The Seasons of an Artist
For the longest time I operated under the assumption that growth followed some kind of straight, logical line. Practice leads to progress, progress leads to clarity, clarity leads to momentum. When I was younger, that belief felt almost moral. If something wasn’t working, I assumed I wasn’t working hard enough. If a stretch felt dull or directionless, I assumed I was falling behind someone who “had it all figured out.”
It has taken me decades to admit that none of that is true. My life in music has never moved in a line. It has moved in seasons. Some come roaring in with energy and color and velocity. Some creep in like fog, obscuring my sense of direction. Some feel like abundance. Some feel like deficit. And none of them ask for my permission.

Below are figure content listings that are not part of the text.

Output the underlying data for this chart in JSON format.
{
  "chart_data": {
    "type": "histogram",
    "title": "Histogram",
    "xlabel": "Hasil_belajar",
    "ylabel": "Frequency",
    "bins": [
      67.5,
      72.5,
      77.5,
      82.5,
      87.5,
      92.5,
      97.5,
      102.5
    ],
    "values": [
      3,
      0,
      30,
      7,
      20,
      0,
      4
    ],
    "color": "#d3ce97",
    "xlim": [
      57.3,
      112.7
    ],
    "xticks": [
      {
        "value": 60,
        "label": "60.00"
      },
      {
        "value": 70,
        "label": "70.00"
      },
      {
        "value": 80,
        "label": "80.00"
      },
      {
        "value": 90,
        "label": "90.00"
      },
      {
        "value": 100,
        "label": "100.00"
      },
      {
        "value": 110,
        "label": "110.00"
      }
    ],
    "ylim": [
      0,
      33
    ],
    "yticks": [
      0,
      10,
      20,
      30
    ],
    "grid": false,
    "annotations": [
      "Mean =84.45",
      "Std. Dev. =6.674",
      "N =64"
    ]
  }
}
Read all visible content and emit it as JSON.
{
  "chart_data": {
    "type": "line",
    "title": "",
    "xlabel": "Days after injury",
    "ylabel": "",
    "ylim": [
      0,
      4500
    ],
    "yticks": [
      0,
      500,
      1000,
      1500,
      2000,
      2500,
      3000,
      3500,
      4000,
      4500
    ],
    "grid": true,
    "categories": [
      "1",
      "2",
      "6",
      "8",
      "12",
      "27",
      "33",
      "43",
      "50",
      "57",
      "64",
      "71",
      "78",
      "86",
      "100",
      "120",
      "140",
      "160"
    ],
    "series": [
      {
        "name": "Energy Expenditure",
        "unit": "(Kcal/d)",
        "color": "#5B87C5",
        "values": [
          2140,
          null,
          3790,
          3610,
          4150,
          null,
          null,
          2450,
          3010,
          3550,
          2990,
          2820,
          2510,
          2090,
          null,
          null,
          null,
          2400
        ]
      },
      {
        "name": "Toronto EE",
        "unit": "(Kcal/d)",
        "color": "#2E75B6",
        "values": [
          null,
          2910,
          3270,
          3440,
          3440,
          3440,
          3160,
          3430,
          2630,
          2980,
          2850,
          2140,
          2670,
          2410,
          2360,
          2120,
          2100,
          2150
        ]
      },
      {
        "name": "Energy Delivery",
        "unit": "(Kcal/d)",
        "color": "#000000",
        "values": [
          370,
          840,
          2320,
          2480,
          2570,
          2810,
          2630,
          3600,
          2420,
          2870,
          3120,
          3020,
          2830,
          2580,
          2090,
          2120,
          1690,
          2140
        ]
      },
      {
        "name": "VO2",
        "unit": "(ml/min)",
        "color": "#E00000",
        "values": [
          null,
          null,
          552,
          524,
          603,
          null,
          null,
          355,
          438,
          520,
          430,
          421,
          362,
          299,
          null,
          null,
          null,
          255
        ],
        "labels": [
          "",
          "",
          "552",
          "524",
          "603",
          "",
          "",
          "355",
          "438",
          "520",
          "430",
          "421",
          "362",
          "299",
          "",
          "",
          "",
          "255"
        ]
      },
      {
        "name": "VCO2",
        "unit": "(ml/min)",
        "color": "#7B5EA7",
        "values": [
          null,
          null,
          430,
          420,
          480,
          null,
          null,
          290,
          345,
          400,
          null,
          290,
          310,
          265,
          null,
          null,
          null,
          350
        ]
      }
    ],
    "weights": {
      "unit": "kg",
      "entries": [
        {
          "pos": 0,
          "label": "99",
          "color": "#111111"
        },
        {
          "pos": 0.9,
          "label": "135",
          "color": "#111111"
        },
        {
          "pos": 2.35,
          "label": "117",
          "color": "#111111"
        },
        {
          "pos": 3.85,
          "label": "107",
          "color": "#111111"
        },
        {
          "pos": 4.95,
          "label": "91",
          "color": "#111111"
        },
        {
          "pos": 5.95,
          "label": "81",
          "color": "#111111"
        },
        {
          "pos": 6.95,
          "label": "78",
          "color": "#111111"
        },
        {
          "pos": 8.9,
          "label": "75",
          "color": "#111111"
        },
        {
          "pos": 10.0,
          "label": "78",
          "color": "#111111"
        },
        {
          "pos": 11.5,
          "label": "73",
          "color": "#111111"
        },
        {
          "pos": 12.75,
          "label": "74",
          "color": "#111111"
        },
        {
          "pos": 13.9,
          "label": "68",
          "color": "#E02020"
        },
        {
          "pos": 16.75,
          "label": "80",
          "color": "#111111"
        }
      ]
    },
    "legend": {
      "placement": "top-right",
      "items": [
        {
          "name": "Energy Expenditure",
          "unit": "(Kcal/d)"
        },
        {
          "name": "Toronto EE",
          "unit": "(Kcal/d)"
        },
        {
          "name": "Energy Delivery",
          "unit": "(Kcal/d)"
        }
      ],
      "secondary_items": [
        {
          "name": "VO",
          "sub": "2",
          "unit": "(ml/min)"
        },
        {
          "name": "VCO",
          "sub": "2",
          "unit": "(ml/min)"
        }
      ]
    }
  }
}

The performance seasons are the easiest to misunderstand. From the outside it can look like motion, accomplishment, affirmation. The lights, the travel, the checks clearing. But internally it can feel strangely thin. You might be playing a lot, but you are not necessarily changing. You are maintaining, surviving, delivering. A lot of what people call “momentum” is really just velocity.
Then there are the winter seasons. The ones nobody wants to talk about. The ones you can’t post your way out of. Those stretches when the calendar is mostly empty squares and you’re left with your practice, your doubts, and the long quiet stare at the instrument you thought you understood. In my twenties I mistook those periods for failure. In my thirties I tried to outwork them. By my forties I realized something else was happening. Winter was where the real rebuilding lived. Winter was where technique got cleaned up, where old assumptions cracked open, where new questions finally had the space to breathe.
Some of my deepest seasons of growth have arrived when life outside the music was falling apart. The bow arm remembers everything. Rejuvenation and grief, money and debt, love and loss. My time-feel has tracked my nervous system more faithfully than any journal I’ve ever kept. There were months when picking up the violin felt like trying to play underwater. And yet even those stretches fed the long arc toward the musician I’m still becoming. I kept showing up. Not to be brilliant. Just to stay in conversation with myself.
I don’t control these seasons, and I don’t always understand them while I’m in them. But I trust them now in a way I never could before. When things are open and bright, I push. I take bigger swings. When things are heavy and slow, I simplify. I return to basics. I keep small promises and build from there. Both states have their own wisdom. Both do necessary work.
If you’re in a bright season, expand. If you’re in a cold one, don’t mistake it for decline. You’re not behind. You’re not being erased. You’re in season. Every musician who has endured has learned to recognize their own weather. And the longer I do this, the more I see that the seasons I once dreaded were the ones quietly making me more durable, more awake, and more myself.